If you're a keen Warcraft player you've no doubt been following our excellent Cataclysm diary. Rather than go over the day-to-day playing of said beta, let's take a close look at a few particularly interesting aspects of what is going to make (or break) this latest expansion.

Vanilla flavoured expansion

Cataclysm is a return to the Azeroth of old in more ways than one.

With no new major continent for this expansion, Cataclysm has provided Blizzard with the perfect excuse to remodel and refine Azeroth. Every zone on Azeroth has been touched by Deathwing's rampage and remodelled in some way. My first actions were to thoroughly explore the new Azeroth from the air now that flying mounts are usable in the old world.

There's significant devastation in some areas, others are mostly untouched. The Thousand Needles is flooded in its entirety, parts of the Badlands seared off, the garden in Stormwind has been vaporised and is now just a huge blackened pit burnt down to the waterline - and much more.

A particularly appropriate feature is a gaping chasm rending the Barrens in two. I recall, when levelling my first character, hoping that a fiery pit would open up and swallow the Barrens and most of the people playing there - odd how it is that sometimes you get what you wish for.
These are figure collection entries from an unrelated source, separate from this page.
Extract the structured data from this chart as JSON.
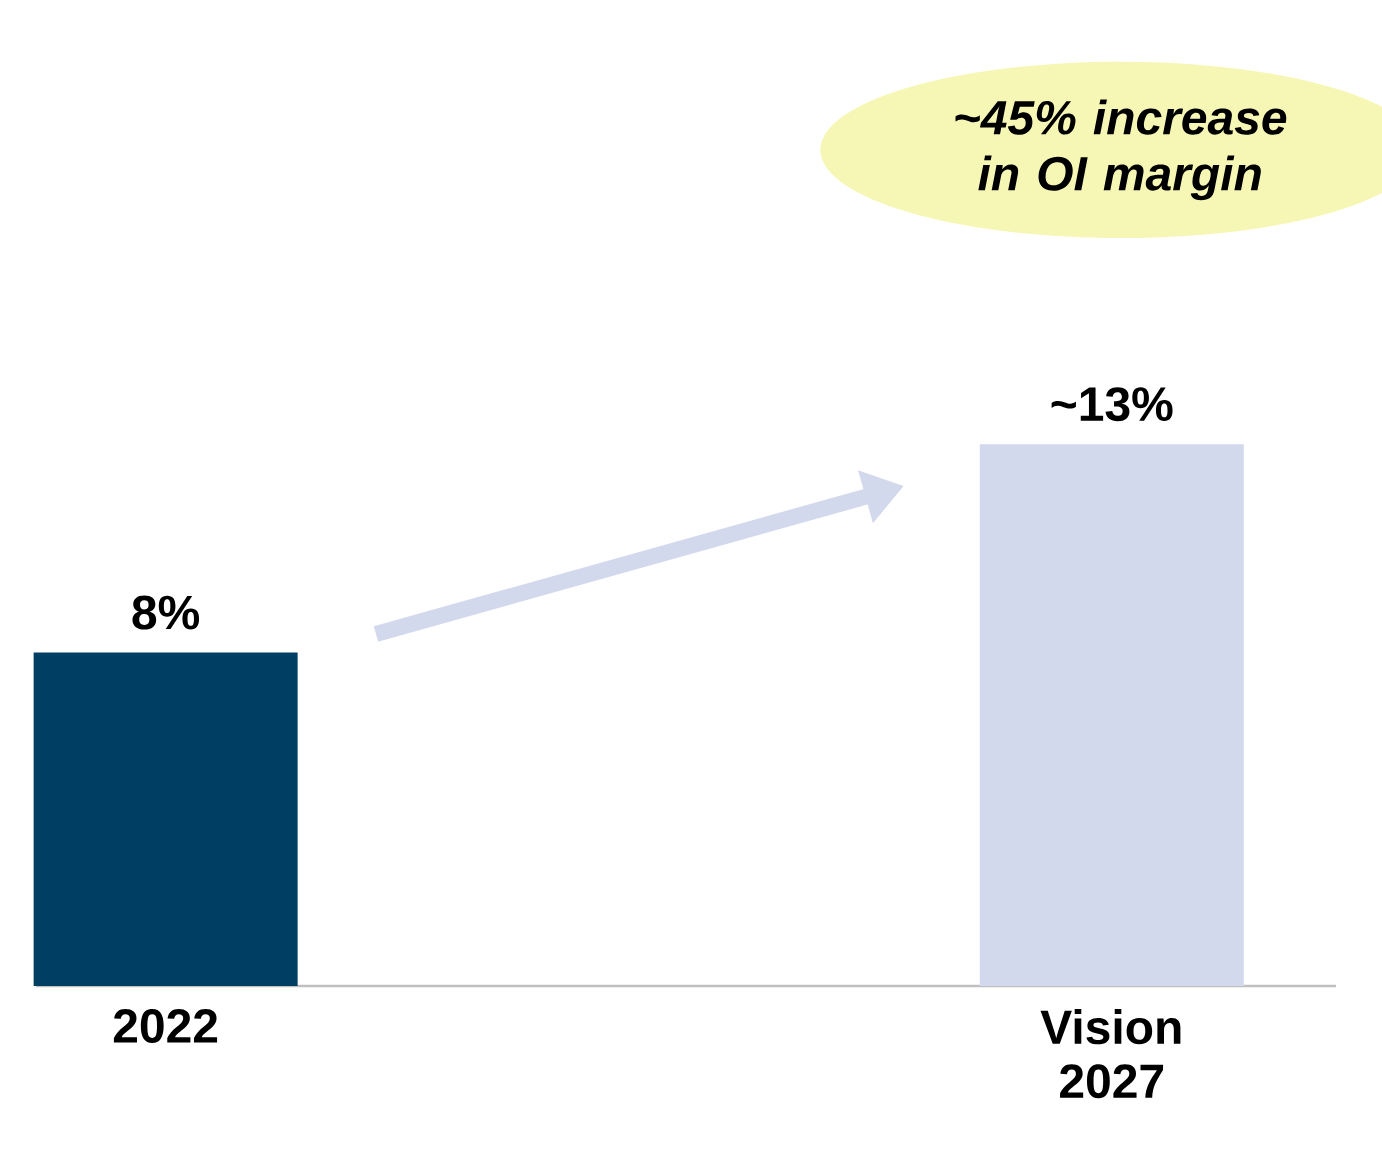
{
  "chart_data": {
    "type": "bar",
    "categories": [
      "2022",
      "Vision 2027"
    ],
    "values": [
      8,
      13
    ],
    "colors": [
      "#003f63",
      "#d3d9ec"
    ],
    "value_labels": [
      "8%",
      "~13%"
    ],
    "annotations": [
      "~45% increase in OI margin"
    ]
  }
}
As a curious twist, in other parts there's signs of new life. Desolace, which was once little more than a depressing grey desert, is now showing signs of burgeoning life. I for one am entirely looking forward to seeing the old world once again buzzing with players. It's been largely abandoned over the last few expansions, except for the major cities.
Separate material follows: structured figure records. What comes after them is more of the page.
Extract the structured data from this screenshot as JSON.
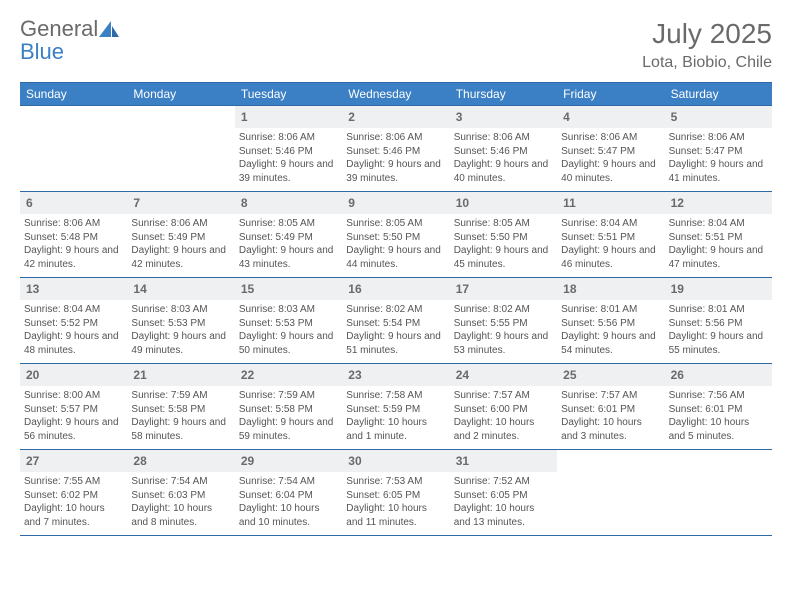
{
  "brand": {
    "part1": "General",
    "part2": "Blue"
  },
  "title": "July 2025",
  "location": "Lota, Biobio, Chile",
  "colors": {
    "header_bg": "#3b7fc4",
    "header_text": "#ffffff",
    "border": "#2f6aa8",
    "daynum_bg": "#eef0f2",
    "text_muted": "#6a6a6a",
    "body_text": "#555555"
  },
  "days_of_week": [
    "Sunday",
    "Monday",
    "Tuesday",
    "Wednesday",
    "Thursday",
    "Friday",
    "Saturday"
  ],
  "weeks": [
    [
      null,
      null,
      {
        "n": "1",
        "sr": "8:06 AM",
        "ss": "5:46 PM",
        "dl": "9 hours and 39 minutes."
      },
      {
        "n": "2",
        "sr": "8:06 AM",
        "ss": "5:46 PM",
        "dl": "9 hours and 39 minutes."
      },
      {
        "n": "3",
        "sr": "8:06 AM",
        "ss": "5:46 PM",
        "dl": "9 hours and 40 minutes."
      },
      {
        "n": "4",
        "sr": "8:06 AM",
        "ss": "5:47 PM",
        "dl": "9 hours and 40 minutes."
      },
      {
        "n": "5",
        "sr": "8:06 AM",
        "ss": "5:47 PM",
        "dl": "9 hours and 41 minutes."
      }
    ],
    [
      {
        "n": "6",
        "sr": "8:06 AM",
        "ss": "5:48 PM",
        "dl": "9 hours and 42 minutes."
      },
      {
        "n": "7",
        "sr": "8:06 AM",
        "ss": "5:49 PM",
        "dl": "9 hours and 42 minutes."
      },
      {
        "n": "8",
        "sr": "8:05 AM",
        "ss": "5:49 PM",
        "dl": "9 hours and 43 minutes."
      },
      {
        "n": "9",
        "sr": "8:05 AM",
        "ss": "5:50 PM",
        "dl": "9 hours and 44 minutes."
      },
      {
        "n": "10",
        "sr": "8:05 AM",
        "ss": "5:50 PM",
        "dl": "9 hours and 45 minutes."
      },
      {
        "n": "11",
        "sr": "8:04 AM",
        "ss": "5:51 PM",
        "dl": "9 hours and 46 minutes."
      },
      {
        "n": "12",
        "sr": "8:04 AM",
        "ss": "5:51 PM",
        "dl": "9 hours and 47 minutes."
      }
    ],
    [
      {
        "n": "13",
        "sr": "8:04 AM",
        "ss": "5:52 PM",
        "dl": "9 hours and 48 minutes."
      },
      {
        "n": "14",
        "sr": "8:03 AM",
        "ss": "5:53 PM",
        "dl": "9 hours and 49 minutes."
      },
      {
        "n": "15",
        "sr": "8:03 AM",
        "ss": "5:53 PM",
        "dl": "9 hours and 50 minutes."
      },
      {
        "n": "16",
        "sr": "8:02 AM",
        "ss": "5:54 PM",
        "dl": "9 hours and 51 minutes."
      },
      {
        "n": "17",
        "sr": "8:02 AM",
        "ss": "5:55 PM",
        "dl": "9 hours and 53 minutes."
      },
      {
        "n": "18",
        "sr": "8:01 AM",
        "ss": "5:56 PM",
        "dl": "9 hours and 54 minutes."
      },
      {
        "n": "19",
        "sr": "8:01 AM",
        "ss": "5:56 PM",
        "dl": "9 hours and 55 minutes."
      }
    ],
    [
      {
        "n": "20",
        "sr": "8:00 AM",
        "ss": "5:57 PM",
        "dl": "9 hours and 56 minutes."
      },
      {
        "n": "21",
        "sr": "7:59 AM",
        "ss": "5:58 PM",
        "dl": "9 hours and 58 minutes."
      },
      {
        "n": "22",
        "sr": "7:59 AM",
        "ss": "5:58 PM",
        "dl": "9 hours and 59 minutes."
      },
      {
        "n": "23",
        "sr": "7:58 AM",
        "ss": "5:59 PM",
        "dl": "10 hours and 1 minute."
      },
      {
        "n": "24",
        "sr": "7:57 AM",
        "ss": "6:00 PM",
        "dl": "10 hours and 2 minutes."
      },
      {
        "n": "25",
        "sr": "7:57 AM",
        "ss": "6:01 PM",
        "dl": "10 hours and 3 minutes."
      },
      {
        "n": "26",
        "sr": "7:56 AM",
        "ss": "6:01 PM",
        "dl": "10 hours and 5 minutes."
      }
    ],
    [
      {
        "n": "27",
        "sr": "7:55 AM",
        "ss": "6:02 PM",
        "dl": "10 hours and 7 minutes."
      },
      {
        "n": "28",
        "sr": "7:54 AM",
        "ss": "6:03 PM",
        "dl": "10 hours and 8 minutes."
      },
      {
        "n": "29",
        "sr": "7:54 AM",
        "ss": "6:04 PM",
        "dl": "10 hours and 10 minutes."
      },
      {
        "n": "30",
        "sr": "7:53 AM",
        "ss": "6:05 PM",
        "dl": "10 hours and 11 minutes."
      },
      {
        "n": "31",
        "sr": "7:52 AM",
        "ss": "6:05 PM",
        "dl": "10 hours and 13 minutes."
      },
      null,
      null
    ]
  ],
  "labels": {
    "sunrise": "Sunrise:",
    "sunset": "Sunset:",
    "daylight": "Daylight:"
  }
}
There are new zones, of course, where the levelling to 85 will occur, and also as staging grounds to accommodate the new Goblin and Worgen races. Mount Hyjal, for example, is an imposing zone. Mountainous, rocky, riddled with lava, swarming with elementals and blokes that look a lot like Gehennas. Deathwing and our old mate Ragnaros are up to no good, and you'll get to join the glorious defence of the World Tree.

Levelling is... well, it's still levelling. It'll be the typical grind, try as Blizzard might I don't think the general populace will ever enjoy the need to level when a new expansion begins, no matter how beautifully presented it is.
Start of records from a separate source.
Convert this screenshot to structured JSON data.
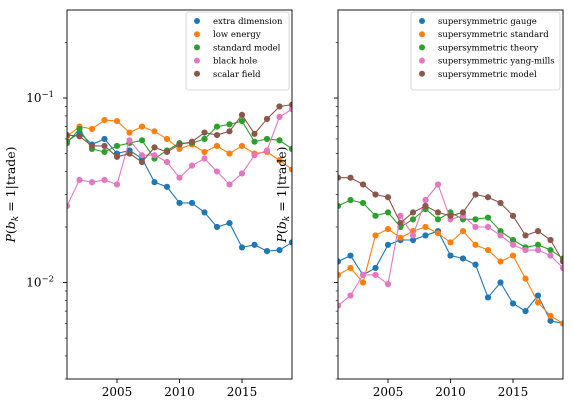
{
  "chart_data": [
    {
      "type": "line",
      "ylabel": "P(b_k = 1|trade)",
      "ylabel_parts": {
        "p": "P",
        "b": "b",
        "k": "k",
        "rest": " = 1|trade)",
        "open": "("
      },
      "yscale": "log",
      "xlim": [
        2001,
        2019
      ],
      "ylim": [
        0.003,
        0.3
      ],
      "xticks": [
        2005,
        2010,
        2015
      ],
      "yticks": [
        {
          "value": 0.1,
          "label": "10",
          "exp": "−1"
        },
        {
          "value": 0.01,
          "label": "10",
          "exp": "−2"
        }
      ],
      "legend_position": "top-right",
      "series": [
        {
          "name": "extra dimension",
          "color": "#1f77b4",
          "x": [
            2001,
            2002,
            2003,
            2004,
            2005,
            2006,
            2007,
            2008,
            2009,
            2010,
            2011,
            2012,
            2013,
            2014,
            2015,
            2016,
            2017,
            2018,
            2019
          ],
          "values": [
            0.058,
            0.065,
            0.056,
            0.06,
            0.05,
            0.052,
            0.047,
            0.035,
            0.033,
            0.027,
            0.027,
            0.024,
            0.02,
            0.021,
            0.0155,
            0.016,
            0.0148,
            0.015,
            0.0165
          ]
        },
        {
          "name": "low energy",
          "color": "#ff7f0e",
          "x": [
            2001,
            2002,
            2003,
            2004,
            2005,
            2006,
            2007,
            2008,
            2009,
            2010,
            2011,
            2012,
            2013,
            2014,
            2015,
            2016,
            2017,
            2018,
            2019
          ],
          "values": [
            0.062,
            0.07,
            0.068,
            0.076,
            0.075,
            0.065,
            0.07,
            0.066,
            0.06,
            0.053,
            0.056,
            0.051,
            0.055,
            0.05,
            0.055,
            0.05,
            0.051,
            0.046,
            0.041
          ]
        },
        {
          "name": "standard model",
          "color": "#2ca02c",
          "x": [
            2001,
            2002,
            2003,
            2004,
            2005,
            2006,
            2007,
            2008,
            2009,
            2010,
            2011,
            2012,
            2013,
            2014,
            2015,
            2016,
            2017,
            2018,
            2019
          ],
          "values": [
            0.057,
            0.068,
            0.053,
            0.051,
            0.055,
            0.057,
            0.059,
            0.047,
            0.052,
            0.057,
            0.057,
            0.06,
            0.07,
            0.072,
            0.075,
            0.058,
            0.06,
            0.059,
            0.053
          ]
        },
        {
          "name": "black hole",
          "color": "#e377c2",
          "x": [
            2001,
            2002,
            2003,
            2004,
            2005,
            2006,
            2007,
            2008,
            2009,
            2010,
            2011,
            2012,
            2013,
            2014,
            2015,
            2016,
            2017,
            2018,
            2019
          ],
          "values": [
            0.026,
            0.036,
            0.035,
            0.036,
            0.034,
            0.059,
            0.049,
            0.049,
            0.045,
            0.037,
            0.043,
            0.047,
            0.04,
            0.034,
            0.039,
            0.049,
            0.052,
            0.079,
            0.087
          ]
        },
        {
          "name": "scalar field",
          "color": "#8c564b",
          "x": [
            2001,
            2002,
            2003,
            2004,
            2005,
            2006,
            2007,
            2008,
            2009,
            2010,
            2011,
            2012,
            2013,
            2014,
            2015,
            2016,
            2017,
            2018,
            2019
          ],
          "values": [
            0.063,
            0.062,
            0.055,
            0.055,
            0.048,
            0.05,
            0.045,
            0.054,
            0.051,
            0.056,
            0.058,
            0.065,
            0.063,
            0.066,
            0.081,
            0.064,
            0.077,
            0.09,
            0.092
          ]
        }
      ]
    },
    {
      "type": "line",
      "ylabel": "P(b_k = 1|trade)",
      "ylabel_parts": {
        "p": "P",
        "b": "b",
        "k": "k",
        "rest": " = 1|trade)",
        "open": "("
      },
      "yscale": "log",
      "xlim": [
        2001,
        2019
      ],
      "ylim": [
        0.003,
        0.3
      ],
      "xticks": [
        2005,
        2010,
        2015
      ],
      "yticks": [
        {
          "value": 0.1,
          "label": "",
          "exp": ""
        },
        {
          "value": 0.01,
          "label": "",
          "exp": ""
        }
      ],
      "legend_position": "top-right",
      "series": [
        {
          "name": "supersymmetric gauge",
          "color": "#1f77b4",
          "x": [
            2001,
            2002,
            2003,
            2004,
            2005,
            2006,
            2007,
            2008,
            2009,
            2010,
            2011,
            2012,
            2013,
            2014,
            2015,
            2016,
            2017,
            2018,
            2019
          ],
          "values": [
            0.013,
            0.014,
            0.011,
            0.012,
            0.016,
            0.017,
            0.017,
            0.018,
            0.019,
            0.014,
            0.0135,
            0.0125,
            0.0083,
            0.01,
            0.0077,
            0.007,
            0.0085,
            0.0062,
            0.006
          ]
        },
        {
          "name": "supersymmetric standard",
          "color": "#ff7f0e",
          "x": [
            2001,
            2002,
            2003,
            2004,
            2005,
            2006,
            2007,
            2008,
            2009,
            2010,
            2011,
            2012,
            2013,
            2014,
            2015,
            2016,
            2017,
            2018,
            2019
          ],
          "values": [
            0.011,
            0.012,
            0.01,
            0.018,
            0.0195,
            0.0175,
            0.019,
            0.02,
            0.0185,
            0.0165,
            0.019,
            0.016,
            0.015,
            0.013,
            0.014,
            0.0105,
            0.0078,
            0.0066,
            0.006
          ]
        },
        {
          "name": "supersymmetric theory",
          "color": "#2ca02c",
          "x": [
            2001,
            2002,
            2003,
            2004,
            2005,
            2006,
            2007,
            2008,
            2009,
            2010,
            2011,
            2012,
            2013,
            2014,
            2015,
            2016,
            2017,
            2018,
            2019
          ],
          "values": [
            0.026,
            0.028,
            0.027,
            0.023,
            0.024,
            0.02,
            0.022,
            0.025,
            0.022,
            0.024,
            0.022,
            0.022,
            0.0225,
            0.019,
            0.017,
            0.0155,
            0.016,
            0.015,
            0.0135
          ]
        },
        {
          "name": "supersymmetric yang-mills",
          "color": "#e377c2",
          "x": [
            2001,
            2002,
            2003,
            2004,
            2005,
            2006,
            2007,
            2008,
            2009,
            2010,
            2011,
            2012,
            2013,
            2014,
            2015,
            2016,
            2017,
            2018,
            2019
          ],
          "values": [
            0.0075,
            0.0085,
            0.011,
            0.011,
            0.0098,
            0.023,
            0.018,
            0.028,
            0.034,
            0.022,
            0.023,
            0.02,
            0.02,
            0.018,
            0.016,
            0.015,
            0.015,
            0.014,
            0.012
          ]
        },
        {
          "name": "supersymmetric model",
          "color": "#8c564b",
          "x": [
            2001,
            2002,
            2003,
            2004,
            2005,
            2006,
            2007,
            2008,
            2009,
            2010,
            2011,
            2012,
            2013,
            2014,
            2015,
            2016,
            2017,
            2018,
            2019
          ],
          "values": [
            0.037,
            0.037,
            0.034,
            0.03,
            0.029,
            0.021,
            0.024,
            0.026,
            0.024,
            0.023,
            0.024,
            0.03,
            0.029,
            0.027,
            0.023,
            0.018,
            0.019,
            0.017,
            0.013
          ]
        }
      ]
    }
  ]
}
Personally I've always found levelling a necessary inconvenience before I can go raiding and PvP'ing again. I know however that there's plenty of people who love following the detailed story-lines, so never fear, there will be ample lore for you to wrap yourselves up in.

Still forty-one points more than Beiber

Here's another positive change. Talent points. When it was announced that the level cap for the expansion would be 85 it was naturally assumed that that would mean five more talent point bringing the total to a weighty 76, and the trees would be, probably not expanded, but readjusted to suit.

In what is a fundamental change, this isn't going to be the case. For the maximum level of 85, a character will have 41 talent points total. Just to complete the picture here, that's less than a level 60 had in vanilla and with the talent tree sized trimmed back to 31 point talents at the upper level.

For levelling, no longer will a talent point be received for each level beyond 9, in most cases levels will be rewarded by either a talent point or new spells at the trainer.

So, why? And is it a good move? In my humble opinion, yes it's a good move and for a couple of reasons.

Firstly, the talent trees were becoming littered with rubbish, pointless and filler talents that were either of limited benefit and infrequently used or only taken because you had to take something to get to the next tier.